Vegan Diets and the ‘Cruelty-Free’ Commute

The Humane Society of the United States published a new video online this week, showing HSUS vice president John Grandy and a gaggle of other HSUS staffers emptying a forest of all its animals. On camera (natch), they’re all busily moving wildlife—frogs, rabbits, woodchucks, squirrels, and the like—from a patch of woods near HSUS’s Maryland office building to another area. Why? Because a new freeway interchange will soon be built there.

And good for them, we suppose. There’s something admirable about saving Kermit and Thumper from a future date with the bulldozer. But it does raise an interesting question: If HSUS cares enough about every last hop-toad, garter snake, and chipmunk to re-home countless woodland critters, how come the animals’ brothers and sisters on U.S. soybean and broccoli farms don’t rate the same sort of sympathy?

For a variety of reasons, vegans (including those who run HSUS) hate the idea of killing animals for food. The biggest reason, though, is because they’ve convinced themselves it’s unnecessary—that the human race can survive nicely without imposing any casualties on the animal kingdom. This is why HSUS big-shots like Wayne Pacelle, Michael Greger, and Paul Shapiro will never dine on veal scaloppini: Even if the veal calves in question were raised at the Ritz-Carlton, vegan evangelists seem to think a diet of lentils and tofu is “kinder.”

Nonsense.

A dietary “no-kill” philosophy may be compelling in theory, but it runs into a logical brick wall in practice. Farmers simply can’t grow soy, alfalfa, wheat, and all the other vegan-friendly food crops without killing countless animals. Countless living, breathing creatures are routinely cut down on conventional and organic farms alike, losing life and limb to plows, tractors, combines, pickers, mowers, gins, threshers, and all manner of other equipment that most of us never see.

Here’s a challenge for HSUS’s videographers: Put a camera on the business end of a John Deere wheat combine for a week, and see how much blood the machine sheds.

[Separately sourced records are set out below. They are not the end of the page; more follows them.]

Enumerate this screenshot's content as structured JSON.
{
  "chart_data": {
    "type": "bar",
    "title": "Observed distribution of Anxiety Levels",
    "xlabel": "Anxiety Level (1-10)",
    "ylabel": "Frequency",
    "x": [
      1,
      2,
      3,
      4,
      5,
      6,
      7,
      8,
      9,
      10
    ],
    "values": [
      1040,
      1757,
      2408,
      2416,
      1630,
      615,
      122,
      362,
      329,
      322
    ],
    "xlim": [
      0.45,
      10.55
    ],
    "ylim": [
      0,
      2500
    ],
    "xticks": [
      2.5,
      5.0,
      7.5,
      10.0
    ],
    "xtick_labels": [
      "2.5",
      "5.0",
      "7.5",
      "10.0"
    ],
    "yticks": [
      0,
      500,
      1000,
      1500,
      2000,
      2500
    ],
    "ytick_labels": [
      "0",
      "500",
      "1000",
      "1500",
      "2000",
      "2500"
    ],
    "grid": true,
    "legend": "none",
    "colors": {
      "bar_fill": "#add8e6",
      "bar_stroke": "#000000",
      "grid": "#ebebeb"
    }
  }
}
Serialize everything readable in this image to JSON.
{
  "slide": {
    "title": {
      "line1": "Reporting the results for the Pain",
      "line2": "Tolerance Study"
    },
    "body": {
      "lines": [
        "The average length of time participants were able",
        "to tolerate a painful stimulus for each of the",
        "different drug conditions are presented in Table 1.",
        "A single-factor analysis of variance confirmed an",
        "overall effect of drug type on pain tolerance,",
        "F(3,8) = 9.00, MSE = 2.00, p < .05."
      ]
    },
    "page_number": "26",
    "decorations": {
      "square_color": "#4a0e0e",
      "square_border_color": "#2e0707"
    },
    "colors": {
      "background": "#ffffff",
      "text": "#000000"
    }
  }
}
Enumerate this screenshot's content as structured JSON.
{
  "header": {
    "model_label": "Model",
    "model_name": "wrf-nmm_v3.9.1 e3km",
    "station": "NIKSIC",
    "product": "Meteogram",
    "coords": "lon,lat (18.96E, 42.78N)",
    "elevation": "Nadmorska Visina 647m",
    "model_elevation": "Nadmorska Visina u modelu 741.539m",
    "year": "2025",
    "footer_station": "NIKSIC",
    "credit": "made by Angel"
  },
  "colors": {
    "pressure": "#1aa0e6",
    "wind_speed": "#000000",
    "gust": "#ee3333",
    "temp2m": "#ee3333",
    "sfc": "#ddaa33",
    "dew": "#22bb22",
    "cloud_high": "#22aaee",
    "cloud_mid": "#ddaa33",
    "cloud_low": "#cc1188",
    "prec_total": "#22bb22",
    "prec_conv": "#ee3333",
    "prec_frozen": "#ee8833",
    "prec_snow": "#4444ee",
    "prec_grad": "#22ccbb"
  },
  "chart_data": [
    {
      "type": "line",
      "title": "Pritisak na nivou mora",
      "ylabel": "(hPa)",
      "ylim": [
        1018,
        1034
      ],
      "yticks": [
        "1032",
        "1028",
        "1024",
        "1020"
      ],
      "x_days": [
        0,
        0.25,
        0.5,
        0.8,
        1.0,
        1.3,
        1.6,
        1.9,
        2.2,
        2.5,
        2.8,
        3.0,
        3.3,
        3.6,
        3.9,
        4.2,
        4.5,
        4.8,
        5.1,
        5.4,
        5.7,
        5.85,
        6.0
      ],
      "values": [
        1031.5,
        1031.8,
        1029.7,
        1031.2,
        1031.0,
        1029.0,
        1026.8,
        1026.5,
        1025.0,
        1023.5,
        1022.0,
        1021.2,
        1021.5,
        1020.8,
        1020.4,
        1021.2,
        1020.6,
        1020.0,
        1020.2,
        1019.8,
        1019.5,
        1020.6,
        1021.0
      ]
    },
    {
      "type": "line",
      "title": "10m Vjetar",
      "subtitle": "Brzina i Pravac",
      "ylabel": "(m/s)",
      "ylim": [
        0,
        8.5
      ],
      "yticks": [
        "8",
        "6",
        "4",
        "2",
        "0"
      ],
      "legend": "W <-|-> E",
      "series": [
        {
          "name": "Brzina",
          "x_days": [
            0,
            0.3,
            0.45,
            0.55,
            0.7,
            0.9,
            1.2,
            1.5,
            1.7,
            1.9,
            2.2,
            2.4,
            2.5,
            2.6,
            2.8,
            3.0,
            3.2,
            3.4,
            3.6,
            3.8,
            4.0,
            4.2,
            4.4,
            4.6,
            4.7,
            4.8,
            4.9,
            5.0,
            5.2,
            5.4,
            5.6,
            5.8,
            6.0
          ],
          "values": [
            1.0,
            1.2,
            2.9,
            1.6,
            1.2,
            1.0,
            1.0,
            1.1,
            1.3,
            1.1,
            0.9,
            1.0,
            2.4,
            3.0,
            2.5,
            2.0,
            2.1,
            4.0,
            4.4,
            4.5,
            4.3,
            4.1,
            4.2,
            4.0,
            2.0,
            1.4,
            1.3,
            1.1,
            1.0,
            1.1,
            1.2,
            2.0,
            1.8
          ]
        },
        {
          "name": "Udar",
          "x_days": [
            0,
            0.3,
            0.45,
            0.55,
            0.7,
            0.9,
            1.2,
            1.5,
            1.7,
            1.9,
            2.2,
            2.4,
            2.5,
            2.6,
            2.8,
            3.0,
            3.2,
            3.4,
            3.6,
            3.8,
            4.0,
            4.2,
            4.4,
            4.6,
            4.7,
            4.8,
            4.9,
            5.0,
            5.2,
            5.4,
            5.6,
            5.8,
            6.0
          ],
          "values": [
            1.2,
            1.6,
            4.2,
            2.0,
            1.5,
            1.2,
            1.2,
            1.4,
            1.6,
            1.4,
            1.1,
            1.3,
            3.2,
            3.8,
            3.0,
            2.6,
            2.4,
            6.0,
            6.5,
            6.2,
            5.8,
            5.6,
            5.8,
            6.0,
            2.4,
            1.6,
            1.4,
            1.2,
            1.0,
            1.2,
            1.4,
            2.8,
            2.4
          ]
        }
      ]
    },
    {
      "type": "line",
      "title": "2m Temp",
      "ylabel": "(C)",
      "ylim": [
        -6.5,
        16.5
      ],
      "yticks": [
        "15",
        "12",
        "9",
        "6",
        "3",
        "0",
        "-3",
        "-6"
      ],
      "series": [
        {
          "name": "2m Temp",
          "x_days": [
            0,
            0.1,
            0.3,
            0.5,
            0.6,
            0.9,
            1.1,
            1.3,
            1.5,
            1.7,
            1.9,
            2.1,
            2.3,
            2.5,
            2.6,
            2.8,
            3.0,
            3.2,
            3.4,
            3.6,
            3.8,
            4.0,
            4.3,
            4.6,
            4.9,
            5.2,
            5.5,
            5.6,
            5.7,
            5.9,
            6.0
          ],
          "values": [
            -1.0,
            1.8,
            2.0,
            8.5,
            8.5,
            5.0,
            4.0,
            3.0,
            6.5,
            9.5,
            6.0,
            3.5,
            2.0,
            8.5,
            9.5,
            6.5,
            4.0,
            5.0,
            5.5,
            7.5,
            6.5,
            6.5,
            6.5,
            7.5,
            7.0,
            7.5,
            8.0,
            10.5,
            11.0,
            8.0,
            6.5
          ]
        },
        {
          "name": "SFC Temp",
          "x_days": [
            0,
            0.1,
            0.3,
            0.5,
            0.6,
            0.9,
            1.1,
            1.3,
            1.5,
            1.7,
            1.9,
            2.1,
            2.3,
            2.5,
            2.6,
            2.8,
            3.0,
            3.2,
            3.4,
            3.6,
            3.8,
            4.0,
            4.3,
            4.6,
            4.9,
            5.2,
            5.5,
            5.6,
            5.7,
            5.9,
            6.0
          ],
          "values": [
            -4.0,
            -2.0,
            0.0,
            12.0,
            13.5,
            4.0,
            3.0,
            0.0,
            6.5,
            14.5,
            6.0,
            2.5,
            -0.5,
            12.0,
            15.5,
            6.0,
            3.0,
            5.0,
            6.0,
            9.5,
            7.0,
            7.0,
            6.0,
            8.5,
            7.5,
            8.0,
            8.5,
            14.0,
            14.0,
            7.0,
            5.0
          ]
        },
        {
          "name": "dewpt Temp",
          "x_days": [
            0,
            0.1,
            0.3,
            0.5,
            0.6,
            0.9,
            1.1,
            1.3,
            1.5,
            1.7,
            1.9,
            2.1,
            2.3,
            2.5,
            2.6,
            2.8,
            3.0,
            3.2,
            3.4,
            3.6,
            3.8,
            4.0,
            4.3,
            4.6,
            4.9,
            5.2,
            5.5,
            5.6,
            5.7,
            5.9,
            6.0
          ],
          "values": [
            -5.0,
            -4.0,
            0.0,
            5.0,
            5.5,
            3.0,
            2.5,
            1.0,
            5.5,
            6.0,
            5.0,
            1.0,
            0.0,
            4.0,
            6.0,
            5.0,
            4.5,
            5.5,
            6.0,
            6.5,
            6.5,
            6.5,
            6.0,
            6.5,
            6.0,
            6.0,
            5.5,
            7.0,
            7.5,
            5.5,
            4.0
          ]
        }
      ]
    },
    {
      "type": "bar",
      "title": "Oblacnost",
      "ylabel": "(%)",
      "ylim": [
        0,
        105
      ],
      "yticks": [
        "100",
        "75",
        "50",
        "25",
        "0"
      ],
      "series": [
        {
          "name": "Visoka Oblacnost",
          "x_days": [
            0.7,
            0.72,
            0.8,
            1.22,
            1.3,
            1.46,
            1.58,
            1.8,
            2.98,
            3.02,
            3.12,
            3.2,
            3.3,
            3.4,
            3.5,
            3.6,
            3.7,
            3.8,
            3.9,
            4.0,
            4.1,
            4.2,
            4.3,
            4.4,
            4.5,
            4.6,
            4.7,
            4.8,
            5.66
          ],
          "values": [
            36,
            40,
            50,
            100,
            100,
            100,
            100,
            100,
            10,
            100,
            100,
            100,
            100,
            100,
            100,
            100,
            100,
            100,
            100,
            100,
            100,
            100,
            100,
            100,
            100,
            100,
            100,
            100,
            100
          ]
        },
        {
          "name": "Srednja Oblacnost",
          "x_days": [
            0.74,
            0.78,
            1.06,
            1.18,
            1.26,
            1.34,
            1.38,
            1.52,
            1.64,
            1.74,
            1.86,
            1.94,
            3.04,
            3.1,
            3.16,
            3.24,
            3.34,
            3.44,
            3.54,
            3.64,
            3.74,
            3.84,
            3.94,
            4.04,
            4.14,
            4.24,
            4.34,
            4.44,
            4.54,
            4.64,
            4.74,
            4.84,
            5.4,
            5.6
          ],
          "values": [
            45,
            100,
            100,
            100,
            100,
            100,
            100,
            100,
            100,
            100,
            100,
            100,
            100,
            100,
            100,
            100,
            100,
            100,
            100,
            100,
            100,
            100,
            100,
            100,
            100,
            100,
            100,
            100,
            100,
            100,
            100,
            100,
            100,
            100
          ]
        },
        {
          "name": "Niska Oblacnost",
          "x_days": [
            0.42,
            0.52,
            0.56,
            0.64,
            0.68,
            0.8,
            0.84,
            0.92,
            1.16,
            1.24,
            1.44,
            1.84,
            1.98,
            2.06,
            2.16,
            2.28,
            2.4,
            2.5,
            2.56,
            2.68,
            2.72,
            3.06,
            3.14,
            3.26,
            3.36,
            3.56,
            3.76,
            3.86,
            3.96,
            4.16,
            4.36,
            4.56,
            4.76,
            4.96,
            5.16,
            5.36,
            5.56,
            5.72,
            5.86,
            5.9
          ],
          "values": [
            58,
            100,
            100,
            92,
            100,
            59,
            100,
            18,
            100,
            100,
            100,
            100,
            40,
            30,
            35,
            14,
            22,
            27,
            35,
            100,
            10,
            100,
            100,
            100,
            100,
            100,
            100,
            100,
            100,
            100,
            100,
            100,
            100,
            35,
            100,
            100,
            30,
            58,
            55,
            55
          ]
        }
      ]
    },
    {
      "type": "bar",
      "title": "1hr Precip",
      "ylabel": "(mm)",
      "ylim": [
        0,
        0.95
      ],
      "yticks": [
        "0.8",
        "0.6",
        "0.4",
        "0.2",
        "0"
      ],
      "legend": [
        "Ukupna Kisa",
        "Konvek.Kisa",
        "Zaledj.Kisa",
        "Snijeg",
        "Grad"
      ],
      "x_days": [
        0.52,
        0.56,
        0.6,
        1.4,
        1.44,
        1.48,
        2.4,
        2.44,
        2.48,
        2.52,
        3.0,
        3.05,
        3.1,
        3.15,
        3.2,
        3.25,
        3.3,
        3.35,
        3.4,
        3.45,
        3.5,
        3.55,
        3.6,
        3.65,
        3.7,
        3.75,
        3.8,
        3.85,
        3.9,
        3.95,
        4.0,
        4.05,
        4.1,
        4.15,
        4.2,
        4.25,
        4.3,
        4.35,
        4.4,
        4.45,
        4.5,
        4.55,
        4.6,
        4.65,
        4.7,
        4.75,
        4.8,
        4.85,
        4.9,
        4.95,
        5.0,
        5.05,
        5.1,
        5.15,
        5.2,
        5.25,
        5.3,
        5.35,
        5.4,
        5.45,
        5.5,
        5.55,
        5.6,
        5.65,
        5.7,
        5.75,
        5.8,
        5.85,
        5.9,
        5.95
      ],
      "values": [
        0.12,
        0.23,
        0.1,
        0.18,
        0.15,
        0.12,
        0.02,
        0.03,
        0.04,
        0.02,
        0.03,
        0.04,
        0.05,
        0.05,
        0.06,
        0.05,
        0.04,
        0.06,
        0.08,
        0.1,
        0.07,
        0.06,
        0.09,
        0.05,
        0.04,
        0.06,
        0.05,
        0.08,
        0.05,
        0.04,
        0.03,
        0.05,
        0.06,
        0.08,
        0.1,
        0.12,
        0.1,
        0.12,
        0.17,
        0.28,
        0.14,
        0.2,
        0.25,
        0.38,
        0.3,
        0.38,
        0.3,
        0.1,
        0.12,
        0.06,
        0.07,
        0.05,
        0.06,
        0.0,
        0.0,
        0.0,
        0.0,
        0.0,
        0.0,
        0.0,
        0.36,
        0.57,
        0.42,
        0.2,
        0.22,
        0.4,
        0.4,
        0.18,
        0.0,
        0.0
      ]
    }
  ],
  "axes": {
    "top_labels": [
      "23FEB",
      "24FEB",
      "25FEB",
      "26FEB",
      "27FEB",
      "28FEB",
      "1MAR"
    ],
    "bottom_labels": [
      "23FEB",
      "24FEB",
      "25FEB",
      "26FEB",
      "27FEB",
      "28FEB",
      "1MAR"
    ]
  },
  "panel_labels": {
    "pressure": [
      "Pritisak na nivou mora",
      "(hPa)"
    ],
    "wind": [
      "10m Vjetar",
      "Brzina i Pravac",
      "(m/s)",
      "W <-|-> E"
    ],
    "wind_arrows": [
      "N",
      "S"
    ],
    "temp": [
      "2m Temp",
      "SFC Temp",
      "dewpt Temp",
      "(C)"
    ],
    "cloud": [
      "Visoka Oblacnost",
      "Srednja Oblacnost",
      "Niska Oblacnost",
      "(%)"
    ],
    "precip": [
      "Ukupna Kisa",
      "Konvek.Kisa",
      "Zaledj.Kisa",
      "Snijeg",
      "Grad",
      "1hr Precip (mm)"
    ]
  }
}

Oregon State University animal science professor Steven Davis first wrote in 2002 that harvesting crops to feed vegans kills millions of animals. Research determined, for example, that mowing an alfalfa field killed up to half of the resident vole population. Feeding an all-vegan America, it turns out, would still require the deaths of billions of animals every year.

It’s for this reason that a vegan diet, by Davis’ calculation, fails the “Least Harm Principle.”  Instead, he writes, we should eat larger animals instead of smaller ones and let them forage pastures. (Think grass-fed beef and dairy.) This would actually reduce the total number of animals killed annually in our food system by 300 million, when compared with a vegan diet.

Davis’ analysis probably has some limitations, but his point is worth thinking about: Animals must ultimately die for people to live. There’s no getting around it, even though it upsets simplistic philosophies like those of HSUS and other animal rights groups.

The noted vegan philosopher Tom Regan is having none of this, but his moral high ground is a bit quicksandy. “The real question,” Regan says, “is whether to support production systems whose very reason for existence is to kill animals. Meat eaters do. Ethical vegetarians do not.”

Of course, this is nonsensical hyperbole. If dairy farmers solely existed to kill cows, milk wouldn’t exist. And why should people’s intentions be more important to a vegan than how many animals die? Is the gruesome death of a free-range field mouse in a soybean harvester really preferable to the slaughter of a pastured cow?

Which brings us back to those woodland creatures in the new HSUS video. Just as daily nourishment is a fact of life, the hour-long commute (at least for those who live near our nation’s capital) has joined the proverbial “death and taxes” in the triumvirate of the undeniable.

Fish gotta swim, birds gotta fly, people gotta eat, and rush hour’s gotta suck. (And mosquitoes gotta hit the windshield too, we suppose.)

The last time we checked, HSUS’s “factory fundraising” headquarters had a good-sized parking lot. Which means that Grandy and the rest of his forest-clearing posse are just as responsible as the rest of us for the unintended consequences (to animals) of our growing highway system.

Wouldn’t it be nice if they stopped pretending they were above it all?